Monday, February 11, 2019

Destroyer (2018, R)

Another movie that didn’t garner any Oscar nominations, despite some buzz to the contrary.  This film is a strong new addition to a well-worn genre, anchored by a strong central performance from Nicole Kidman.

Erin is a tenacious detective but a personal wreck, a hard drinker who struggles to keep it together at work and has difficulty navigating her fraught relationship with her troubled teen daughter.  When a reminder of an important, traumatic case from earlier in her career resurfaces, she’ll stop at nothing to retrace her steps and finally bag the criminal who got away all those years ago.

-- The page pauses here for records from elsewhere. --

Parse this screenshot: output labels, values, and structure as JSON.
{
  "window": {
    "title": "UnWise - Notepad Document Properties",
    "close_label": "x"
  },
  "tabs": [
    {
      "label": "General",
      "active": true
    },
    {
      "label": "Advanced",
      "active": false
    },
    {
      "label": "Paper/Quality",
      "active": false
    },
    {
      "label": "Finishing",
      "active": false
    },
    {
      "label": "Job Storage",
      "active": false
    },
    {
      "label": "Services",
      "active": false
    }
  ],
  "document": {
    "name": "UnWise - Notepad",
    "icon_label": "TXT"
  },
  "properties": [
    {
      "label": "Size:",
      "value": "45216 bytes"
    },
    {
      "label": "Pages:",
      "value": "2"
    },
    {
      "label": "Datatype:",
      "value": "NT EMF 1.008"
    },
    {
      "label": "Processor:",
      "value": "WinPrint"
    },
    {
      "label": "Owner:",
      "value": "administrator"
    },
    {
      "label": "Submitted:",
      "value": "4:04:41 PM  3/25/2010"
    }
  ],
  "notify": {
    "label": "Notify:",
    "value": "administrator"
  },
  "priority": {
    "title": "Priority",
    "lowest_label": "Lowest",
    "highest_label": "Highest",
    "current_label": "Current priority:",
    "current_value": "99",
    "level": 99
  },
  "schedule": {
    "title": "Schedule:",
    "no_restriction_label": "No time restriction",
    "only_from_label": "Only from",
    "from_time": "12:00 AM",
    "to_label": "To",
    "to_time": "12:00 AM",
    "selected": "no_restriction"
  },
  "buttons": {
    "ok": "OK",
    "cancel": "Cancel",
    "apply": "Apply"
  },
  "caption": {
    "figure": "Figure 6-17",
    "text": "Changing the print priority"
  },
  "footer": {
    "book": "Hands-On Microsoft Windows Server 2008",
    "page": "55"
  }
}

First off, I like the way the story rolls out, following Erin’s present-day investigation and interspersed with flashbacks of her fateful undercover assignment from 17 years ago.  Some characters we meet first in the present and then jump back in time, while others we see first in the flashbacks and then see again in the present day.  The events of the past inform the now, and we gradually learn of the mistakes and missteps from Erin’s younger days that drive her determination to finally finish what she got wrong all those years ago.

It’s worth noting that this is a story that, at its bare bones, has been made countless times before – “damaged detective hellbent on solving a deeply personal case” – but the damaged detective at the heart of that story is almost never a woman.  It’s great to see how complex and messed-up Erin is:  the rules she bends or breaks in her single-mindedness, the sloppy mistakes she makes because she’s drunk, the sins of her past she’s trying to make up for.  It’s nice to see a female character put through those same paces and allowed the same range of humanity as many a gritty male antihero before her.  Kidman does a fine job in the central role – she’s shrewd and hard-nosed, reckless and relentless, and deeply, deeply flawed.

Other notables in the cast include Sebastian Stan as Erin’s partner in the undercover flashbacks and the always-wonderful Tatiana Maslany as a key figure in Erin’s investigation, past and present.  Kidman and Stan play well off each other and both do a nice job with the added wrinkle of playing characters that are pretending to be someone else.  Meanwhile, Kidman, Maslany, and other cast members juggle the demands of playing characters at two different points in their lives, showing how the years have changed them.  We also get a couple of familiar faces from Halt and Catch Fire alumni, Toby Huss (Bos) and Scoot McNairy (Gordon.)

Warnings

Violence, sexual content, drinking/smoking/drug use, language, some gross moments (vomiting,) and strong thematic elements.